3. Planet of the Apes (1968)

“Take your stinking paws off me, you damned dirty ape!” Seminal sci-fi starring Charlton Heston as a space jock threatened with vivisection in a world ruled by apes. Kim Hunter and Roddy McDowall give lovely shaded performances beneath the makeup, and twist endings don’t come any more iconic than this. “You maniacs! You blew it up!”

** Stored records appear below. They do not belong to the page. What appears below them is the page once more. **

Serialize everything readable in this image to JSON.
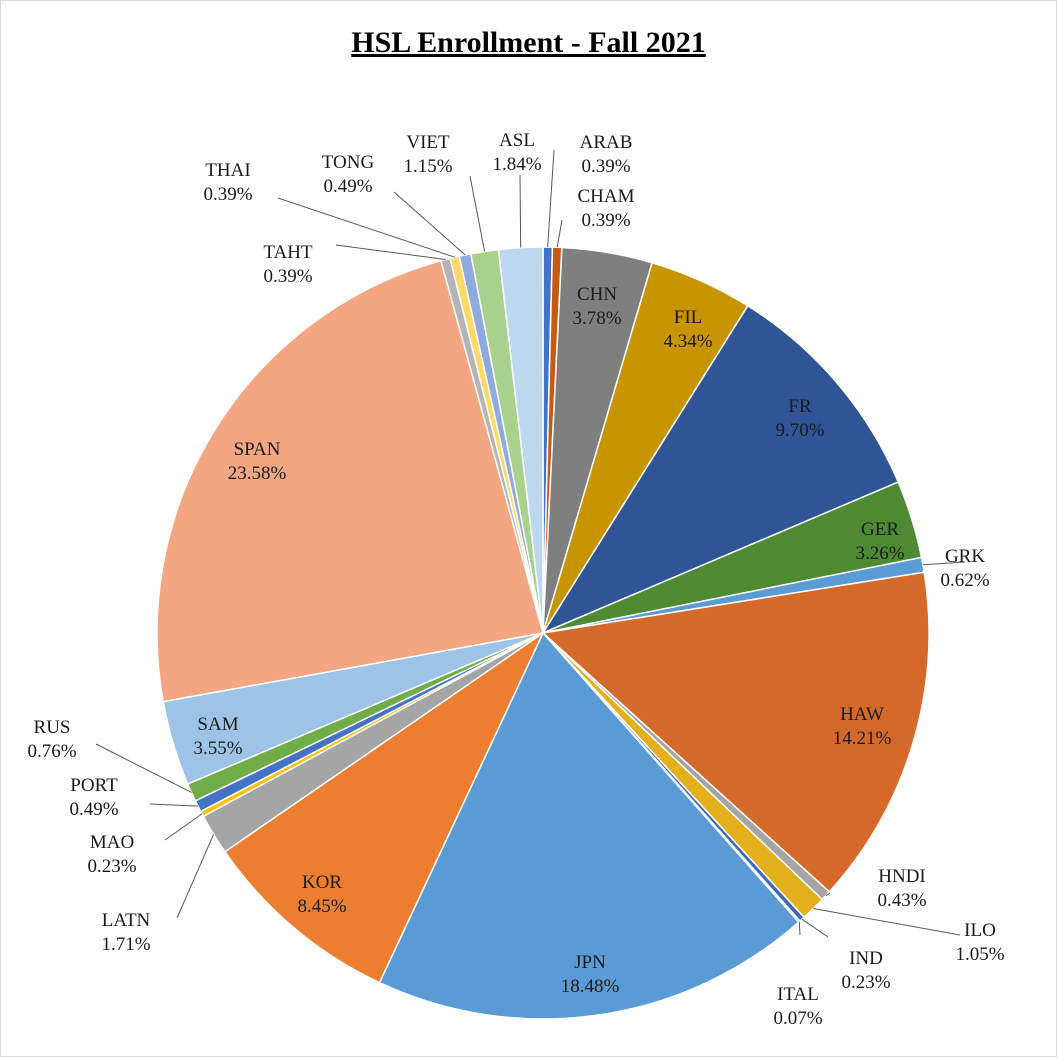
{
  "chart_data": {
    "type": "pie",
    "title": "HSL Enrollment - Fall 2021",
    "slices": [
      {
        "label": "ARAB",
        "value": 0.39,
        "pct": "0.39%",
        "color": "#4472c4"
      },
      {
        "label": "CHAM",
        "value": 0.39,
        "pct": "0.39%",
        "color": "#c55a11"
      },
      {
        "label": "CHN",
        "value": 3.78,
        "pct": "3.78%",
        "color": "#7f7f7f"
      },
      {
        "label": "FIL",
        "value": 4.34,
        "pct": "4.34%",
        "color": "#c79500"
      },
      {
        "label": "FR",
        "value": 9.7,
        "pct": "9.70%",
        "color": "#2f5597"
      },
      {
        "label": "GER",
        "value": 3.26,
        "pct": "3.26%",
        "color": "#4e8a34"
      },
      {
        "label": "GRK",
        "value": 0.62,
        "pct": "0.62%",
        "color": "#5b9bd5"
      },
      {
        "label": "HAW",
        "value": 14.21,
        "pct": "14.21%",
        "color": "#d4692a"
      },
      {
        "label": "HNDI",
        "value": 0.43,
        "pct": "0.43%",
        "color": "#a5a5a5"
      },
      {
        "label": "ILO",
        "value": 1.05,
        "pct": "1.05%",
        "color": "#e3b01c"
      },
      {
        "label": "IND",
        "value": 0.23,
        "pct": "0.23%",
        "color": "#3d6bb3"
      },
      {
        "label": "ITAL",
        "value": 0.07,
        "pct": "0.07%",
        "color": "#5a8f3a"
      },
      {
        "label": "JPN",
        "value": 18.48,
        "pct": "18.48%",
        "color": "#5b9bd5"
      },
      {
        "label": "KOR",
        "value": 8.45,
        "pct": "8.45%",
        "color": "#ed7d31"
      },
      {
        "label": "LATN",
        "value": 1.71,
        "pct": "1.71%",
        "color": "#a5a5a5"
      },
      {
        "label": "MAO",
        "value": 0.23,
        "pct": "0.23%",
        "color": "#ffc000"
      },
      {
        "label": "PORT",
        "value": 0.49,
        "pct": "0.49%",
        "color": "#4472c4"
      },
      {
        "label": "RUS",
        "value": 0.76,
        "pct": "0.76%",
        "color": "#70ad47"
      },
      {
        "label": "SAM",
        "value": 3.55,
        "pct": "3.55%",
        "color": "#9dc3e6"
      },
      {
        "label": "SPAN",
        "value": 23.58,
        "pct": "23.58%",
        "color": "#f4a582"
      },
      {
        "label": "TAHT",
        "value": 0.39,
        "pct": "0.39%",
        "color": "#b4b4b4"
      },
      {
        "label": "THAI",
        "value": 0.39,
        "pct": "0.39%",
        "color": "#ffd966"
      },
      {
        "label": "TONG",
        "value": 0.49,
        "pct": "0.49%",
        "color": "#8faadc"
      },
      {
        "label": "VIET",
        "value": 1.15,
        "pct": "1.15%",
        "color": "#a9d18e"
      },
      {
        "label": "ASL",
        "value": 1.84,
        "pct": "1.84%",
        "color": "#bdd7ee"
      }
    ]
  }
}
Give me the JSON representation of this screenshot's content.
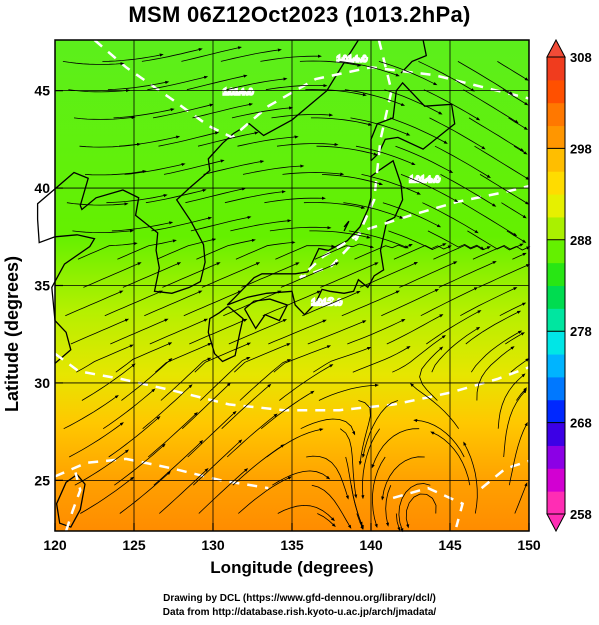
{
  "title": "MSM 06Z12Oct2023 (1013.2hPa)",
  "axes": {
    "xlabel": "Longitude (degrees)",
    "ylabel": "Latitude  (degrees)",
    "xticks": [
      "120",
      "125",
      "130",
      "135",
      "140",
      "145",
      "150"
    ],
    "yticks": [
      "25",
      "30",
      "35",
      "40",
      "45"
    ],
    "xlim": [
      120,
      150
    ],
    "ylim": [
      22.4,
      47.6
    ]
  },
  "colorbar": {
    "ticks": [
      "308",
      "298",
      "288",
      "278",
      "268",
      "258"
    ],
    "range": [
      258,
      308
    ],
    "colors": [
      "#ff2db4",
      "#d200d2",
      "#8c00e6",
      "#3c00e6",
      "#0028ff",
      "#0078ff",
      "#00b4ff",
      "#00e6e6",
      "#00e6a0",
      "#00dc50",
      "#28e614",
      "#64f000",
      "#aaf000",
      "#e6f000",
      "#ffdc00",
      "#ffbe00",
      "#ff9600",
      "#ff7800",
      "#ff5000",
      "#f03c1e"
    ]
  },
  "contour_labels": [
    "1014.0",
    "1014.0",
    "1014.0",
    "1013.0"
  ],
  "credits": {
    "line1": "Drawing by DCL (https://www.gfd-dennou.org/library/dcl/)",
    "line2": "Data from http://database.rish.kyoto-u.ac.jp/arch/jmadata/"
  }
}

2. War for the Planet of the Apes (2017)

The trilogy enters Shakespearean territory in Matt Reeves’ epic blockbuster, as Caesar (Serkis again, better than ever) struggles to consolidate his leadership in the face of last-stand humanity led by Woody Harrelson. Not just a war movie, but a nuanced character study in which it’s hard not to side with the killer apes.

1. King Kong (1933)

No modern ape blockbuster can reproduce the swampy subconscious jungles and mythological heft of Merian C Cooper and Ernest B Schoedsack’s classic. Willis H O’Brien’s effects transcend the limitations of their era to tap straight into the viewer’s psyche. Kong bites the heads off natives, clobbers a pteranodon and feels up Fay Wray with his enormous digit before his poignant last stand atop the Empire State Building. Yes, there is something of the killer ape in us all.